We reach the area where live trash is being dug into the ground.  Trucks I saw being weighed at the security gate dump their entire load at the top of the heap.  From there, “pushers” – basically trackers with special wheels – push the trash down hill where it is mixed with all sorts of, um, shit.  In a week or so the entire hill is covered over with rock and ground.  Then the process starts all over.

“What’s the number one thing that goes into the landfill,” I ask.  “Paper and plastic,” Tim says as we get a whiff of wind blowing off the pusher.  I’m surprised:  “Don’t we recycle those,” I ask.  “Yes, but any molded plastic – those things you have to cut to get the product – and any paper that has food or junk on it – pizza boxes and food containers – cannot be recycled, so it’s buried here.

“That’s bad,” I say out loud.  “Is it?” Tim questions.  “What worse,” he asks me outlining two possibilities for a basic plastic water bottle (something I use regularly):

  1. Plastic Water Bottle

    Bottle gets collected in a truck and transported to landfill where it will basically remain forever.

  2. Bottle gets collected in a truck, taken to a sorting facility, sorted, put on another truck, then a boat, shipped to China – or some other country – where it’s smelted.  Then it’s put back on another boat and shipped back to the US.

“Eventually that bottle will end up in here, it’s just a matter of time,” he notes as we drive to the top of the heap where the pushers push stuff below.  “We can’t smelt plastic in this country because of the EPA standards, so we ship that – and the bad air quality – oversees.”  I sit back for a moment; my mind settles on a new equation:

Recycle = not so great

Landfill = not so great

Reduce and reuse = better option of the three

As we start to drive down, Tim notes a collection of toilet bowls off to the side of the road.  “The Tropicana remodeled and wanted us to recycle these – Ha! How do you recycle toilets?” No one wants them, so we use them to help control the dust around here – we try to reuse everything we can.”  And they do – even the road in and out of the facility is made mostly of stuff from the landfill.

Waiting to be Picked up

Overall, I am impressed by what I witness; they are progressive in processing junk, like generating power from our waste.  “We get a lot of people who think we should not have landfills, but we’re just not technologically advanced enough to be at that point yet.  Maybe someday,” Tim comments as we arrive back at our starting point.

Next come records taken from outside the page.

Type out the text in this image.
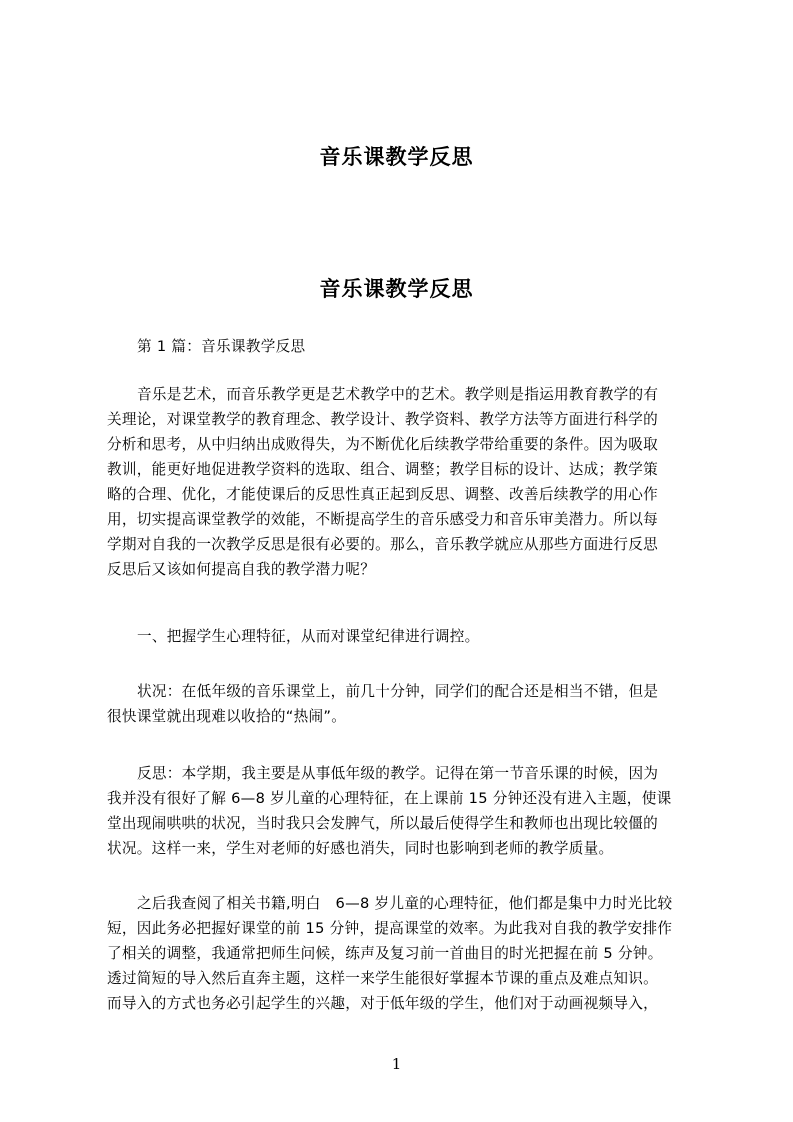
音乐课教学反思
音乐课教学反思
第 1 篇：音乐课教学反思
音乐是艺术，而音乐教学更是艺术教学中的艺术。教学则是指运用教育教学的有
关理论，对课堂教学的教育理念、教学设计、教学资料、教学方法等方面进行科学的
分析和思考，从中归纳出成败得失，为不断优化后续教学带给重要的条件。因为吸取
教训，能更好地促进教学资料的选取、组合、调整；教学目标的设计、达成；教学策
略的合理、优化，才能使课后的反思性真正起到反思、调整、改善后续教学的用心作
用，切实提高课堂教学的效能，不断提高学生的音乐感受力和音乐审美潜力。所以每
学期对自我的一次教学反思是很有必要的。那么，音乐教学就应从那些方面进行反思
反思后又该如何提高自我的教学潜力呢？
一、把握学生心理特征，从而对课堂纪律进行调控。
状况：在低年级的音乐课堂上，前几十分钟，同学们的配合还是相当不错，但是
很快课堂就出现难以收拾的“热闹”。
反思：本学期，我主要是从事低年级的教学。记得在第一节音乐课的时候，因为
我并没有很好了解 6—8 岁儿童的心理特征，在上课前 15 分钟还没有进入主题，使课
堂出现闹哄哄的状况，当时我只会发脾气，所以最后使得学生和教师也出现比较僵的
状况。这样一来，学生对老师的好感也消失，同时也影响到老师的教学质量。
之后我查阅了相关书籍,明白　6—8 岁儿童的心理特征，他们都是集中力时光比较
短，因此务必把握好课堂的前 15 分钟，提高课堂的效率。为此我对自我的教学安排作
了相关的调整，我通常把师生问候，练声及复习前一首曲目的时光把握在前 5 分钟。
透过简短的导入然后直奔主题，这样一来学生能很好掌握本节课的重点及难点知识。
而导入的方式也务必引起学生的兴趣，对于低年级的学生，他们对于动画视频导入，
1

By the time I leave, I have a better idea of where my trash goes (although I would be curious to trace the route and cost of a recycled water bottle).  I also have better appreciation for the work and problems people like Tim face in facilities like this all over the country.  They work hard to deal with the crap most of us would rather not think about.

Oh, and one more thing: the guard at the security shack is correct – landfill does have a distinct odor.  It’s more intense and dense than the garbage dumps I remember visiting as child.  But then, I guess we, as a country, are too.